Dr. Florian Perner, Department of Hematology, Hemostasis, Oncology and Stem Cell Transplantation, Hannover Medical School (MHH), for his paper “Catalytic Inhibition of KAT6/KAT7 Enhances the Efficacy and Overcomes Primary and Acquired Resistance to Menin Inhibitors in MLL Leukemia” in Cancer Discovery in 2025: https://aacrjournals.org/cancerdiscovery/article-abstract/15/10/2117/765956/Catalytic-Inhibition-of-KAT6-KAT7-Enhances-the?redirectedFrom=fulltext
Acute leukemia is an aggressive cancer of the blood-forming system. Targeted therapies known as menin inhibitors have only recently become available and are effective in certain leukemia subtypes. However, in some patients, these epigenetic treatments lose efficacy over time or only show limited benefit from the outset. In an international collaboration with researchers from Harvard University (USA) and the Peter MacCallum Cancer Centre in Melbourne (Australia), Florian Perner and his team were able to learn why this happens – and how this issue might be overcome. The study identified the epigenetic enzyme complex KAT6/KAT7 as a key driver of leukemia cell growth. Combined inhibition of menin and KAT6/KAT7 proved significantly more effective than single-agent therapy in preclinical models and also allowed resistance to be overcome. These findings are of high clinical relevance, as menin inhibitors are already approved for certain leukemia subtypes and open up new treatment strategies.

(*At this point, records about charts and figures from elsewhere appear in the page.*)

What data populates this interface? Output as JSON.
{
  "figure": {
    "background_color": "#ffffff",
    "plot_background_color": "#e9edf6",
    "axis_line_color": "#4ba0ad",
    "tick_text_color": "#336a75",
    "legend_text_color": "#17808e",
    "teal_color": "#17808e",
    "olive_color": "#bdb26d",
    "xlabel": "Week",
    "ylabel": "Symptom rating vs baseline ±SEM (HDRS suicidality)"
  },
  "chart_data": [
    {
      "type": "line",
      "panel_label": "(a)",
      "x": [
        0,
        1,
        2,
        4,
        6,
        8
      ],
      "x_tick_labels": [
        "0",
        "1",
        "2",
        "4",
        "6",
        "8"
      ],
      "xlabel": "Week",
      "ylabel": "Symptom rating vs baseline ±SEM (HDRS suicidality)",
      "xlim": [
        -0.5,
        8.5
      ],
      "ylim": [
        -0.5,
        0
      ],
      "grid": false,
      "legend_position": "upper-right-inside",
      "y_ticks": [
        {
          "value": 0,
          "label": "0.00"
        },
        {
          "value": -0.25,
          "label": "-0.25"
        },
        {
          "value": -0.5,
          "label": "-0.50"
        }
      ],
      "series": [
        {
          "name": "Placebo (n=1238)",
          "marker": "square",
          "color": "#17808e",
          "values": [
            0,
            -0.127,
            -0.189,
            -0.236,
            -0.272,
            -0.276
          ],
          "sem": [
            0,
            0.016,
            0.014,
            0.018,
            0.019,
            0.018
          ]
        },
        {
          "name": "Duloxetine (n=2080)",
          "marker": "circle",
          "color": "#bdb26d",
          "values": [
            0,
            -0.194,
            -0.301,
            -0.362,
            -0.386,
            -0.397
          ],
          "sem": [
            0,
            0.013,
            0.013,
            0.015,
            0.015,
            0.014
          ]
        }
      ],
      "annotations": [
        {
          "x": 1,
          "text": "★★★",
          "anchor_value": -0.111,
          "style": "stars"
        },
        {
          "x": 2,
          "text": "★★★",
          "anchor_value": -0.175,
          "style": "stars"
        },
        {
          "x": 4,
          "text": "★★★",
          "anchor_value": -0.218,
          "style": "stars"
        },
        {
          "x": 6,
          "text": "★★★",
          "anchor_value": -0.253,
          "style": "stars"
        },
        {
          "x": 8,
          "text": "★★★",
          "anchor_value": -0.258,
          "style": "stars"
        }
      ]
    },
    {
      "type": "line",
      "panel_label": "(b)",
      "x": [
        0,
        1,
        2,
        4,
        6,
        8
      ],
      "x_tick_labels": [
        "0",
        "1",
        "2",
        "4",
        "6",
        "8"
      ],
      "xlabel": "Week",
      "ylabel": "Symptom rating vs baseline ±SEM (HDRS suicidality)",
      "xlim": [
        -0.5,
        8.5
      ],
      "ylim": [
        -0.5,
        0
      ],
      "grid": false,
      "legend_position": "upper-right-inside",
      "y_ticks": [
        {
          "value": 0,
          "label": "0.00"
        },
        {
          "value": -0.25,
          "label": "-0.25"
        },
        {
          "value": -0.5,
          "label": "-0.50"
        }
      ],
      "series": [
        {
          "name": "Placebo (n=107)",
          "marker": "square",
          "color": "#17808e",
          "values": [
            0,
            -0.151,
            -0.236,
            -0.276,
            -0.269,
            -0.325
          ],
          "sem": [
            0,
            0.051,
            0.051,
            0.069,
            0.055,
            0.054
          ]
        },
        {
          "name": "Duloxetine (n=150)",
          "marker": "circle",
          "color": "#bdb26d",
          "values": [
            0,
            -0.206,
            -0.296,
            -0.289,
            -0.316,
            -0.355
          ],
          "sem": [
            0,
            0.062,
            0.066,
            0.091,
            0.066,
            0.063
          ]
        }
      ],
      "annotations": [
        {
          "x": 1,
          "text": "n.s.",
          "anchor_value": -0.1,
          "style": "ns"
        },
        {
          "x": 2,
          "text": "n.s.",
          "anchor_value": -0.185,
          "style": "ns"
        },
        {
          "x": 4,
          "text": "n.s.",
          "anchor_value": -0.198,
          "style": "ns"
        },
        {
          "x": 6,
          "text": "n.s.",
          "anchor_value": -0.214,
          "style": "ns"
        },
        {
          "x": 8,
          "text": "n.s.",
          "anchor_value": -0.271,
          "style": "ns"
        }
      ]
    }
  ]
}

Dr. Eva Maria Schleicher, Department of Internal Medicine I, University Medical Center, Johannes Gutenberg-University, for her paper “Effect of Albumin Treatment Duration on Response Rates and Outcomes in Patients with Cirrhosis and Acute Kidney Injury” in the Journal of Hepatology in 2025: https://www.journal-of-hepatology.eu/article/S0168-8278(25)00164-3/fulltext
Acute kidney injury (AKI) counts among the most severe complications in patients with liver cirrhosis. Particularly hepatorenal syndrome (HRS-AKI) is unfavorable. Its diagnosis is based on an international algorithm by excluding criteria and requires the targeted administration of human albumin – a protein solution derived from human blood plasma that is administered by infusion. The aim of the study was to evaluate, for the first time based on data, the currently recommended shortening of albumin treatment from 48 to 24 hours. In a bicentric cohort study involving 127 patients, Eva Maria Schleicher and her team showed that 18–30% of patients who responded to albumin treatment after 48 hours did not show any response within the first 24 hours. A general shortening of albumin treatment would therefore lead to significant overtreatment with terlipressin, a drug that constricts blood vessels and can have severe side effects.